Making chicken stock from scratch

3 minute read


Yesterday, I woke up and decided to try and make chicken stock from scratch. And, after another ten minutes of reflection, I further resolved to make it “from scratch” if at all possible. I rushed out the door to go grocery shopping, and grabbed the first set of ingredients: soup greens. Then, while I was at the butcher, I grabbed the second set of ingredients: chicken bones (prepackaged). (The bones ran me about $5, but my butcher charges a lot because they’re the only game in town; I’m pretty sure at other places it would be cheaper.)

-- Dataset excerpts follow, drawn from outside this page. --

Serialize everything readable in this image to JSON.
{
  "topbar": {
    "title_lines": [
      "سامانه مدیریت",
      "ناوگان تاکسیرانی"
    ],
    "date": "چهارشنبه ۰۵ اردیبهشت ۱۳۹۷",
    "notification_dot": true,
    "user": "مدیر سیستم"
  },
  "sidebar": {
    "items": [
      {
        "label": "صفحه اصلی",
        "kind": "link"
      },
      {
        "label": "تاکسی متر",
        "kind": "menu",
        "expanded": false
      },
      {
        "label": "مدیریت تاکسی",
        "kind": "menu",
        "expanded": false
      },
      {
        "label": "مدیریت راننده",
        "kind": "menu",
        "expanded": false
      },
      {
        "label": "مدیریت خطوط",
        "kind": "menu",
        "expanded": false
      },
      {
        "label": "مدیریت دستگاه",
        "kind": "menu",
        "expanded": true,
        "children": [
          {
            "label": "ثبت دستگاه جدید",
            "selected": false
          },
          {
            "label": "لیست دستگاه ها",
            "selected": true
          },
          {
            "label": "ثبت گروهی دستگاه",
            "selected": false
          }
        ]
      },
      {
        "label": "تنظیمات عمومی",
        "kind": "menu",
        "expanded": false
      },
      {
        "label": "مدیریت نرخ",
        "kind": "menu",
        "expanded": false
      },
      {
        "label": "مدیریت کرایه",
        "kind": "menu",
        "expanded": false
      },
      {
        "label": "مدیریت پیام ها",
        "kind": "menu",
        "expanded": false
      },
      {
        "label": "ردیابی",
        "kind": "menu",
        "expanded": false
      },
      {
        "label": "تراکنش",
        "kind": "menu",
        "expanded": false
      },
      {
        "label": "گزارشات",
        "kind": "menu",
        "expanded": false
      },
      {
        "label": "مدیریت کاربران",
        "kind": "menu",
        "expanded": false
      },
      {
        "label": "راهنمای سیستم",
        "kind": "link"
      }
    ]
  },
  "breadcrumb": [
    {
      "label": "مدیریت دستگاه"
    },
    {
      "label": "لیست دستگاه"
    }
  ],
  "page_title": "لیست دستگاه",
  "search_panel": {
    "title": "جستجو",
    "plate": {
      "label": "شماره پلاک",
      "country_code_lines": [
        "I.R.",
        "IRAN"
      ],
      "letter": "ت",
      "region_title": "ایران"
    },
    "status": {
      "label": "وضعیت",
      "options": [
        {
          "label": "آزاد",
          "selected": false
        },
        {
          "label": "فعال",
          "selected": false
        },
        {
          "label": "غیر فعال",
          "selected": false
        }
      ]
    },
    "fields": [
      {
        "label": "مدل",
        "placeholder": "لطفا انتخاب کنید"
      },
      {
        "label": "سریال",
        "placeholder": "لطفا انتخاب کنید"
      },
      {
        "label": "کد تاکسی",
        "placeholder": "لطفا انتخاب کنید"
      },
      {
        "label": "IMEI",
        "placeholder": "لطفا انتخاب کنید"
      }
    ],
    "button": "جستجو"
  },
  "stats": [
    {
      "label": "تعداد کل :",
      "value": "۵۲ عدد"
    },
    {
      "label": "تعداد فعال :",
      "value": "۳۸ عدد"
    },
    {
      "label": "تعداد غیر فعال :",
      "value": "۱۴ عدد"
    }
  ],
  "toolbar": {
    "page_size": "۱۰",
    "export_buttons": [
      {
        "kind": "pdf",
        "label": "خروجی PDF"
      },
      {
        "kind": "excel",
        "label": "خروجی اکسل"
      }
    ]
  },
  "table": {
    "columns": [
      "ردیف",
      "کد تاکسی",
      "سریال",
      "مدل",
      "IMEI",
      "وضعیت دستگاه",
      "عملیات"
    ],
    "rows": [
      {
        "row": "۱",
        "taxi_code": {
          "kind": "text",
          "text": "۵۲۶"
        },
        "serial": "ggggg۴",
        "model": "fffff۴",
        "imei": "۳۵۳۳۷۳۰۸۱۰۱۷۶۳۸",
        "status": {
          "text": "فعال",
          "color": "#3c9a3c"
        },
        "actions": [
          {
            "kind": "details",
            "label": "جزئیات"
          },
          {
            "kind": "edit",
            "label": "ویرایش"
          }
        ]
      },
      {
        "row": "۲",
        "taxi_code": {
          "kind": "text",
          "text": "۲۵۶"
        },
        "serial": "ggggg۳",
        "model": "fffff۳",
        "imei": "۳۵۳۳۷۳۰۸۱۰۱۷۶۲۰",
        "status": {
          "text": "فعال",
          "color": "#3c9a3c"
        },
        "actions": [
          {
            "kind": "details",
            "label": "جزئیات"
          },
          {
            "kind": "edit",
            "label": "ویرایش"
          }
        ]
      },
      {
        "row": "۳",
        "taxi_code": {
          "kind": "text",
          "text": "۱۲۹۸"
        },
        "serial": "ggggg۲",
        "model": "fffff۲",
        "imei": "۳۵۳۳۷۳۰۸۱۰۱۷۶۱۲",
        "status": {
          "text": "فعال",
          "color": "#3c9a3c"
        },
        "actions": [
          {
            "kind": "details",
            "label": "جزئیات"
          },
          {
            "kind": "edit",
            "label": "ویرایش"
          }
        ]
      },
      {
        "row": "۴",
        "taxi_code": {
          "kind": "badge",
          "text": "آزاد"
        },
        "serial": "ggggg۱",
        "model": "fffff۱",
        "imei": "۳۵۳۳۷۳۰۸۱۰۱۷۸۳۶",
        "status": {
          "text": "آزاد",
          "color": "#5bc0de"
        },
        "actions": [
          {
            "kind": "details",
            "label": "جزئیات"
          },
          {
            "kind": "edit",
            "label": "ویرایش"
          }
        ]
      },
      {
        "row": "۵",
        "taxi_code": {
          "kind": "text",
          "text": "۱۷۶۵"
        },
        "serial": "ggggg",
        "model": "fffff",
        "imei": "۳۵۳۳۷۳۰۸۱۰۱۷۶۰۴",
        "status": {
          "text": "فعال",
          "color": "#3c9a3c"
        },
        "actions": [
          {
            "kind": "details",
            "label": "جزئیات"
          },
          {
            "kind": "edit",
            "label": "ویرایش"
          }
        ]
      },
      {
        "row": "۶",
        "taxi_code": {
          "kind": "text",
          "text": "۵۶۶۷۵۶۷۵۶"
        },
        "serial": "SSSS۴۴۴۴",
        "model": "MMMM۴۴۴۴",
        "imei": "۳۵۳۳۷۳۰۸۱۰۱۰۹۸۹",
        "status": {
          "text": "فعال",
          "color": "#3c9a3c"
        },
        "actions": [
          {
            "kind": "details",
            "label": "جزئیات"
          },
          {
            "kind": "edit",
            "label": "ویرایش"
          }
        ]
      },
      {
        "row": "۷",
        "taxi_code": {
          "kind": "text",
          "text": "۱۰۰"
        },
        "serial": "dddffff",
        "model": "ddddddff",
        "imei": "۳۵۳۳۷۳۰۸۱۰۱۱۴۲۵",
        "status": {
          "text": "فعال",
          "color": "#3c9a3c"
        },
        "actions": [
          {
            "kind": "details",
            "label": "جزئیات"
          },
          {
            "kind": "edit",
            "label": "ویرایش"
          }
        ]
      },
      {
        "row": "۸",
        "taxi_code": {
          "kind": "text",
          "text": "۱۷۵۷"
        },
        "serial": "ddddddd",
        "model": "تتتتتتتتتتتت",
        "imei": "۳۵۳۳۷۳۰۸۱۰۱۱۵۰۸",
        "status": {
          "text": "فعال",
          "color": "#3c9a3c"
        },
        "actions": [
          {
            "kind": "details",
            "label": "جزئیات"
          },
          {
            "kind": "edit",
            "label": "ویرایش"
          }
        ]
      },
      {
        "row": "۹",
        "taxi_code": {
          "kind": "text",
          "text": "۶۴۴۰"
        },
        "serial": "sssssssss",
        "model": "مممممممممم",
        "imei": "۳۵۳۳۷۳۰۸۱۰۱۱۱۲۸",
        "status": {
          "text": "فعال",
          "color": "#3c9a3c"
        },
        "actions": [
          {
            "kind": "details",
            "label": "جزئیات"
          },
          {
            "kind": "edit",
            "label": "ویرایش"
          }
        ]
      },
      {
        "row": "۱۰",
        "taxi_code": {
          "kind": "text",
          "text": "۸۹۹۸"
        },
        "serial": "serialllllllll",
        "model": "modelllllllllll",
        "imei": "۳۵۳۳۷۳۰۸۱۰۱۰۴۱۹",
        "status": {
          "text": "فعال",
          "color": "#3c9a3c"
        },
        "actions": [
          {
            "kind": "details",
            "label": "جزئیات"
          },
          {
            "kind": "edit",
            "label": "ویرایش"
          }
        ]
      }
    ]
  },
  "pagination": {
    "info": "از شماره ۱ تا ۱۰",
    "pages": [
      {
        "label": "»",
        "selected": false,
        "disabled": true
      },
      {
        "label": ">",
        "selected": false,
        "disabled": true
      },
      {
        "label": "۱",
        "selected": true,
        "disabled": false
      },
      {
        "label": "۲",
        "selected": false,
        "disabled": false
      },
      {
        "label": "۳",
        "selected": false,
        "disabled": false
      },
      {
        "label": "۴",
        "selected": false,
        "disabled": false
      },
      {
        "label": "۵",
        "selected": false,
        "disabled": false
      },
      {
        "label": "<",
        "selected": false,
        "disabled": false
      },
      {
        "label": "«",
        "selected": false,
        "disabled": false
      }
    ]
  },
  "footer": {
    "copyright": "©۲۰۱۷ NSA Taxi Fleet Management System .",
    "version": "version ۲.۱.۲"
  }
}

I got back from the market around noon, and after eating a quick lunch, I got to work. Following tips from friends and the internet, I browned the chicken bones (they still had a bit of meat on ‘em) in a skillet for a few minutes, before tossing them into a slow cooker with boiling water. Over the course of a few hours, I noticed the broth slowly getting thicker, as more chicken essence cooked into the pot. After around five hours, I ladled out two pints of the stock and reserved it; in a small (3.5 quart) stock pot, I seasoned my aromatics, poured in the stock (added a bit of water to fill), and cooked everything through for an hour. The resulting soup was quite tasty, and if I hadn’t watered down the stock, I’m sure would be even hardier.

That said, while I’m pleased with the results, I’m not sure it’s worth running off to the market bone-hunting and broth-simmering every time I want a pint of stock. I think the homemade stuff tastes about 50% better than the off-the-shelf variety, and if I can make use of a gallon of stock (or freeze it), runs maybe half the price. So sure, by my estimation, homemade broth is 1.5 / .5 = 3 times “better” than the off-the-shelf stuff. But, most of that difference is due to price; when time/effort are limited, and taste is the only remaining benefit, it’s not improved enough to justify the effort. So for me, it’s a tradeoff. I’ll probably do this again on similar Sundays, but I won’t necessarily bother if I’m cooking for company and already need to invest time cooking other things.

The next time you’re planning on making yourself a chicken soup (or any dish where you need a decent quantity of chicken stock), ask yourself if you have the time to make yourself some stock; if you do, I think your palette and wallet will thank you.